Suzuki va se lancer aussi. Depuis quelques années, ce spécialiste des petits véhicules a développé un système d’hybridation légère SHVS (pour Smart Hybrid Vehicle by Suzuki) qui s’appuie sur une batterie lithium-ion de 12 V de tension qui alimente un alterno-démarreur. Ce système équipe l’Ignis et la Swift. Mais, le constructeur japonais va passer à une technologie 48 V plus performante sur le Vitara, ler S-Cross et la Swift Sport. Elle associe une nouvelle évolution du 4-cylindres 1,4 litre turbo essence à injection directe (K14D-DITC) à un alterno-démarreur et à une batterie lithium-ion 48 V (8Ah).

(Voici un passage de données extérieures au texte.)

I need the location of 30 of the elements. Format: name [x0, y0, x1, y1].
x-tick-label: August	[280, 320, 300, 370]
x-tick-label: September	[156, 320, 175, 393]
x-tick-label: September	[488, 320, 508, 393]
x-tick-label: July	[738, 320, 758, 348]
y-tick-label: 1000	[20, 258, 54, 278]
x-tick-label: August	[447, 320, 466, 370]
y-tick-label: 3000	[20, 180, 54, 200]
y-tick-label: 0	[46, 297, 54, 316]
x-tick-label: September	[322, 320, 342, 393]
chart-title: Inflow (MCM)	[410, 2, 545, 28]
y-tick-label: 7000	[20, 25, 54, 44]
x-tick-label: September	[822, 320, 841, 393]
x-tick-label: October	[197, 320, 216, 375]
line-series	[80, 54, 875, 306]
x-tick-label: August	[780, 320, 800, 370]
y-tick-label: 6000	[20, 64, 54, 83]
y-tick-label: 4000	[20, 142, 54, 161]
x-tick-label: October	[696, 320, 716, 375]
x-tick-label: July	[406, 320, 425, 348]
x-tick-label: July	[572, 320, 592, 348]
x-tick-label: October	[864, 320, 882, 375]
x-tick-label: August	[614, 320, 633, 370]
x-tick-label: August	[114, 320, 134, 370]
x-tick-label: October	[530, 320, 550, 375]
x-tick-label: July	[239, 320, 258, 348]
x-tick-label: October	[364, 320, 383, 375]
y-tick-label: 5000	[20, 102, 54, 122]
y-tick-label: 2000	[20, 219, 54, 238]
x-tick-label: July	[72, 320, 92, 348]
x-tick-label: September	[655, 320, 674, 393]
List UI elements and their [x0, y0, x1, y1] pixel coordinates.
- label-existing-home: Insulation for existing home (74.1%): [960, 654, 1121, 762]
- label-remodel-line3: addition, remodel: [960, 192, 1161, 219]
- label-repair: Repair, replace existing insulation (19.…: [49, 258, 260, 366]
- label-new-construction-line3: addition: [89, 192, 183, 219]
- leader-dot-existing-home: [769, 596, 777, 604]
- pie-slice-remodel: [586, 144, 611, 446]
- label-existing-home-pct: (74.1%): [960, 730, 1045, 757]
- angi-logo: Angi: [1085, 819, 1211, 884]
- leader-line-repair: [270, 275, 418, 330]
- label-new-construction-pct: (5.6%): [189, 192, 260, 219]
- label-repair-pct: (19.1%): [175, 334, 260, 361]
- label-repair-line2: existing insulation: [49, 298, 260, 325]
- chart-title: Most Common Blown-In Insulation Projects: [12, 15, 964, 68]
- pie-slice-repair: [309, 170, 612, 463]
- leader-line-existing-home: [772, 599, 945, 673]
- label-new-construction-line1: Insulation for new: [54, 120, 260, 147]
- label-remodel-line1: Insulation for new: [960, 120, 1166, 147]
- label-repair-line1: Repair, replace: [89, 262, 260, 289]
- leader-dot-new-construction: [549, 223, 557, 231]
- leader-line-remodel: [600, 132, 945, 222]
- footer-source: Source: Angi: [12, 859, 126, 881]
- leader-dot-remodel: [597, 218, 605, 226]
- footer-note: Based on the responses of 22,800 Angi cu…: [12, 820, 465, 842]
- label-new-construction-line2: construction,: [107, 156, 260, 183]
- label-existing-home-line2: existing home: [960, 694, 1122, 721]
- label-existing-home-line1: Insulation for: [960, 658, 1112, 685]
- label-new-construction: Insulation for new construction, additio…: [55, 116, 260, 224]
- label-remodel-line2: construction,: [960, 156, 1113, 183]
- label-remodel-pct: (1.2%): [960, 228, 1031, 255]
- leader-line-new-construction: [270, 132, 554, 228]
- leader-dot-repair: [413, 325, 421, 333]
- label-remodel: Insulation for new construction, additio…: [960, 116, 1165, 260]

Et les Français ? Renault a été un précurseur avec le Scenic il y a quelques années, mais la technologie a été abandonnée. Quant à PSA, il va y venir en 2022 dans le cadre de sa collaboration avec l'équipementier Punch Powertrain. Ce dernier a développé une nouvelle transmission e-DCT (boîte à double embrayage de 7 rapports et électrifiée) qui servira au système hybride léger 48V du groupe. Le moteur électrique intégré dans la boîte développe de 17,5 à 24 kW. Elle sera associée au 3-cylindres à essence 1.2 PureTech et permettra un gain de 15 % de consommation environ.

L’un des plus ardents partisans de cette forme d’hybridation est BMW. La marque, qui a lancé la micro-hybridation 48 volts sur la Série 5 et la Série 3, va implanter cette technologie sous le capot de ses X3, X4, X5, X6, X7, Série 6 et Série 7. Plus de 50 versions de BMW vont bientôt disposer du 48 volts.

Chez Volvo, le break V90 est désormais disponible avec une motorisation micro-hybride en France. Le système d’électrification légère 48 V est compatible avec les moteurs diesel B4 et B5 en mode 4 roues motrices. Il permet de réaliser jusqu’à 15 % d’économies de carburant et de réduction des émissions en conditions de conduite réelles.

Land Rover estime également que la technologie fait du sens. La firme va supprimer les moteurs V8 et V6 diesel pour le Range Rover et le Range Rover Sport et les remplacer par un 6 cylindres en ligne Diesel de 3 litres doté d'un système de micro-hybridation de 48 volts. Il y aura deux versions : le D300 (225 g/km) pour le D340 (241 g/km).

Plus surprenant : la technologie a été adoptée par Maserati sur la Ghibli. L’hybridation légère, avec une batterie de 48 volts, est une petite révolution pour le constructeur italien.